CBNRM and Sustainability: Theoretical Background

Community-based natural resource management (CBNRM) means different things to different people. The term “CBNRM” not only takes a variety of forms depending on location, or socio-political and bio-physical context, but the term itself is used and interpreted in many different ways (Abensperg-Traun et al. 2011). According to these Abensperg-Traun et al. (2011), the term CBNRM simply describes the management of resources such as land, forests, wildlife, and water by collective, local institutions for local benefits. Following this explanation, the term CBNRM is often associated with programs that (1) are focused on terrestrial wildlife and (2) involve some kind of commercial use of that wildlife in order to generate income for local people.

The World Bank refers to CBNRM as a third alternative to command and control and market-based approaches to natural resource management (World Bank 2006). The term itself has breadth, adaptability, and robustness since it has been described as, inter alia, a tool or a set of tools, a checklist, a method, a set of activities, a model, a process, and an approach (World Bank 2006). At the same time, CBNRM in a particular context is considered to be a problem solving mechanism in land and natural resources. CBNRM is relevant to, and has the potential to provide solutions to, some of the problems found within communal lands.

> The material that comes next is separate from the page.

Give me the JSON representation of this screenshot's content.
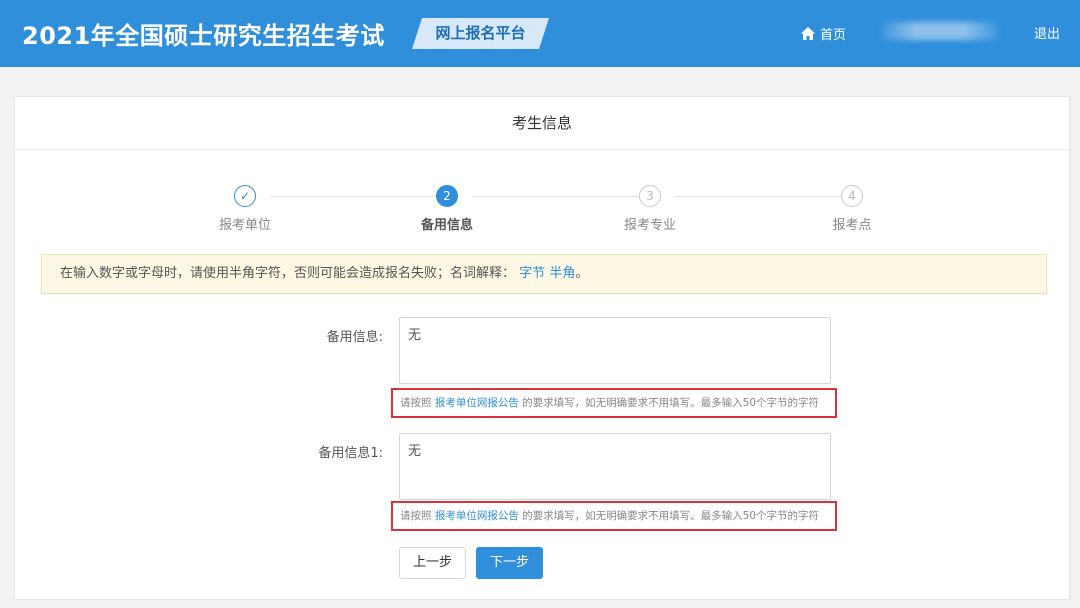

The importance of CBNRM as an approach has recently been realized. There are at least two reasons explaining what is important about CBNRM (WWF 2006). The first reason concerns the willingness of the state to manage natural resources. In newly independent Southern African countries, for example, the governments did not consider the management of natural resources to be a priority. Financial resources were diverted to other sectors (health, education, and infrastructure development). Military-style methods of enforcing natural resource legislation are also no longer considered appropriate. And the second reason concerns the linkages between natural resources and local livelihoods. Most of the populations in developing countries depend on natural resources for their livelihoods. In Southern Africa, for example, most of the population lives in the communal lands. In all communal lands, the harvesting of natural resources plays a significant role in people's livelihoods. This means that strategies and policies to ensure the sustainable management of land and natural resources are important to national economic development. Because of the direct link between people's welfare and the environment, it is important that new approaches and ideas are developed and implemented in natural resource management. The alternative is that people will get poorer and the environmental resources upon which they depend will become scarcer, thereby worsening the already serious poverty trap (WWF 2006).

In addition, CBNRM has been recognized for a long time as a means of promoting safety. CBNRM plays a significant role in promoting a culture of safety by reducing local vulnerabilities and building capacity. Active participation and involvement of communities at the grassroots can make a real difference. This is because through the involvement of local people in the whole process of natural resource management, their feelings and real needs are considered as well as inherent resources. The capacities of local people are enhanced to help them assess situations, identify needs and problems, implement activities, and evaluate outcomes. It can be said that the CBNRM approach emphasizes the involvement of communities, which are at the heart of decision making and implementation of natural resource activities and management.

The links between CBNRM and the issue of resilience were observed and studied. The existing literature on resilience in social-ecological systems strongly suggests that community-based institutions may play a key role in fostering the resilience of communities and the ecosystems they inhabit. Some suggest that local management institutions enhance resilience. One reason is because management practices are locally adapted and based on local ecological knowledge (WWF 2006). More importantly, however, some CBNRM organizations promote social learning, an intentional process of collective self-reflection through interaction and dialogue among diverse participants. Social learning is promoted in part due to CBNRM groups' attention to monitoring and adaptive management, and their emphasis on learning and education. As rural communities face increasing environmental stresses as well as unpredictable economic and political shocks, the ability to learn and adapt is critical to their sustainability and resilience (WWF 2006).

It can be concluded that, through CBNRM, the community is not only the beneficiary but also the main actor in every step of the forest resource management process. The involvement of the community is important to ensure sustainability. The information collected will be more relevant and will reflect the opinions and realities of community members, particularly the vulnerable and poor. The capacity (self confidence, knowledge, skills such as team work, planning, etc.) of the entire community to deal with different situations they face will be developed. Natural forest resource management and community development activities and programs will achieve better, more practical and effective results. Community life will become more stable and sustainable.